Magnetic annealing and crystallization kinetics of the metallic glass Fe5Co70Si15B10

Magnetic annealing and crystallization kinetics of amorphous ribbons of Fe₅Co₇₀Si₁₅B₁₀ were studied. For a toroid stress-relieved at 365°C for 2 h, the anistropy energy K_u obtained by cooling in a magnetic field from 300°C was ≈1.1 × 10³erg/cm³ at room temperature. The reorientation of induced anisotropy of this toroid followed the equation for first-order kinetics closely, yielding an activation energy ΔE = 1.9 eV and a pre-exponential frequency factor v₀ = 3.2 × 10¹³s^-1. Anisotropy reorientation in a toroid partially stress-relieved at 220°C, although was clearly reversible during 8 cycles of isothermal annealing in tranverse and in longitudinal field, exhibited significant deviations from the equation for first order kinetics.

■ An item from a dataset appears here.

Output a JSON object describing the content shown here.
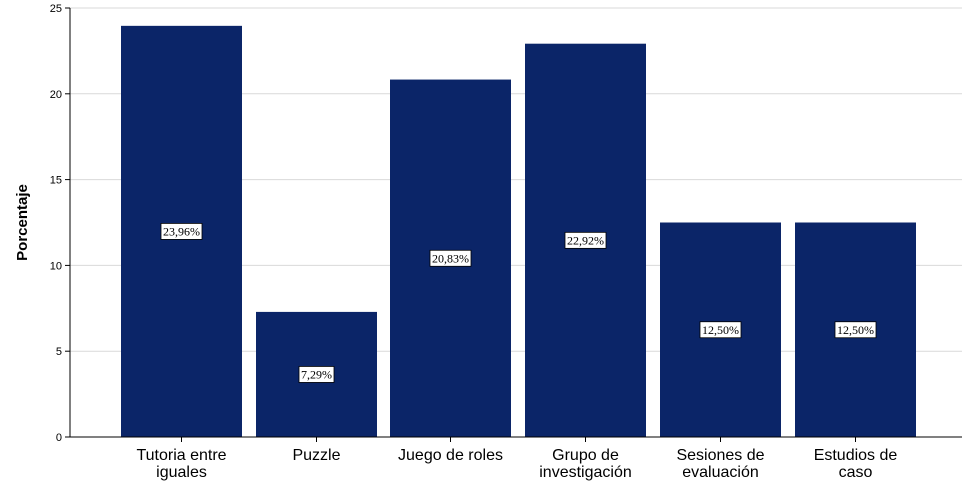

Treating the data in terms of the equation for first order kinetics, a narrow spectrum of activation energy from 1.2 to 1.8 eV, with corresponding frequency factors from 1.8 × 10⁸ s^-1 to 5.6 × 10¹² s^-1, was obtained. The difference in behavior between the two samples is discussed in the light of concepts in structural relaxation recently proposed by T. Egami. Crystallization kinetics was studied on a DSC apparatus, using Kissinger's method. At 10 K/min heating rate, the temperature of incipient crystallization was found to be 770 K. The activation energies found were in the range 4.8–4.2 eV.